Handicap: 25 in 100 chance of reuniting.
Why: Axl needs all the people he can get to help protect him from Tommy Hilfiger.
Why not: Everyone else needs to be protected from Axl.

THE TALKING HEADS
Make no mistake about it -- all the bands today copping that "Stop Making Sense" sensibility aren't just nicking David Byrne. Nope, The Talking Heads were a musical frisson born of art school anarchy and Reaganomics reactionaryism.
Though Byrne has certainly gone on to follow his muse elsewhere (generally other continents) and bandmates Tina Weymouth and Chris Franz's side project The Tom Tom Club proved to be a vanguard dance music group, nothing they've done separately has matched the catch-phrase bootstomping of The Talking Heads.
Handicap: 75 in 100 chance of reuniting.
Why: The Arcade Fire is gaining on them.
Why not: That IS TOO my beautiful house!

PRINCE AND THE REVOLUTION: "PURPLE RAIN" LINE-UP
Prince Rogers Nelson can stand on his own. He can stand on his own dressed more daintily than any man cheered on by a Super Bowl crowd in the history of Super Bowls. He can stand on his own in front of any audience and make them his. This is undebatable. Yet...there's that one thing that would make the always amazing Prince concert experience even more sublime. Wendy. Lisa. Bobby. DOCTOR! Yep, the original "Purple Rain" crew. Running through that whole record from beginning to end.
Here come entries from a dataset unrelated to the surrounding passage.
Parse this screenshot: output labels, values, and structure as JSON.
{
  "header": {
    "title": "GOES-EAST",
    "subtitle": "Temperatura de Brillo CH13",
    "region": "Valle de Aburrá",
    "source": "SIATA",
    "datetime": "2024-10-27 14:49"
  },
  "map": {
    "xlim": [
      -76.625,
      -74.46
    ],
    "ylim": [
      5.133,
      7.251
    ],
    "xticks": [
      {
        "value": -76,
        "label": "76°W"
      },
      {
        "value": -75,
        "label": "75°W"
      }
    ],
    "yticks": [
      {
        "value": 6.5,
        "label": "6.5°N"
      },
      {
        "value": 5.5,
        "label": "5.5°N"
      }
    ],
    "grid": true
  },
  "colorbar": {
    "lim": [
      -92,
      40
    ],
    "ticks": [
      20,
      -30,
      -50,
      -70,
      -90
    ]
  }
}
A world of never-ending happiness, indeed.
Handicap: 50 in 100 chance of reuniting.
Why: A Wendy and Lisa sandwich!
Why not: Prince's recent allegiance to the Jehovah's Witness team has him cutting out some of the racier music of his past.

THE SPICE GIRLS
Most great bands are made of disparate elements that somehow fuse to create an unmatchable chemical reaction. So what if The Spice Girls wore the periodic table on their chests? Crazy, Sporty, Baby, Posh and Ginger brought a pop bite to the grunged out '90s, infusing fun and frolic into a "whatever" world.
Since they split in 2001, The Girls' individual solo careers have seemingly stalled making this a ripe time for a zig-a-zig ahhhgain.
Handicap: 80 in 100 chance of reuniting.
Why: Sometimes you gotta get with your friends.
Why not: Posh hardly needs the cash.

LE TIGRE: ORIGINAL LINEUP
While the dance-punk feminist trio known as Le Tigre broke up in 2006, they had been dead to many already. The band's self-titled first release in 1998 was a rare thing: joltingly clever in the lyrics department and musically sock-knocking.
The phrase "instant classic" is sorely overused in the music describing biz, but "Le Tigre" was that: a cornerstone in the underground music cannon. Then, Sadie Benning left.
Benning, a visual artist, departed before the group's second record was made to pursue her art. JD Samson joined the crew and Le Tigre went on. But...things just weren't the same. Now, it could just be that Le Tigre was a one-record wonder and Benning's departure had nothing to do with it. It will take a reunion to find out. We're waiting!
Handicap: 45 in 100 chance of reuniting.
Why: There doesn't seem to be any bad blood between these riot grrls.
Why not: They just broke up about 15 minutes ago.

Caryn Brooks is asap's entertainment editor. A reunion of her college band The Iguana Rhythm Squad is highly unlikely although she is open to all offers.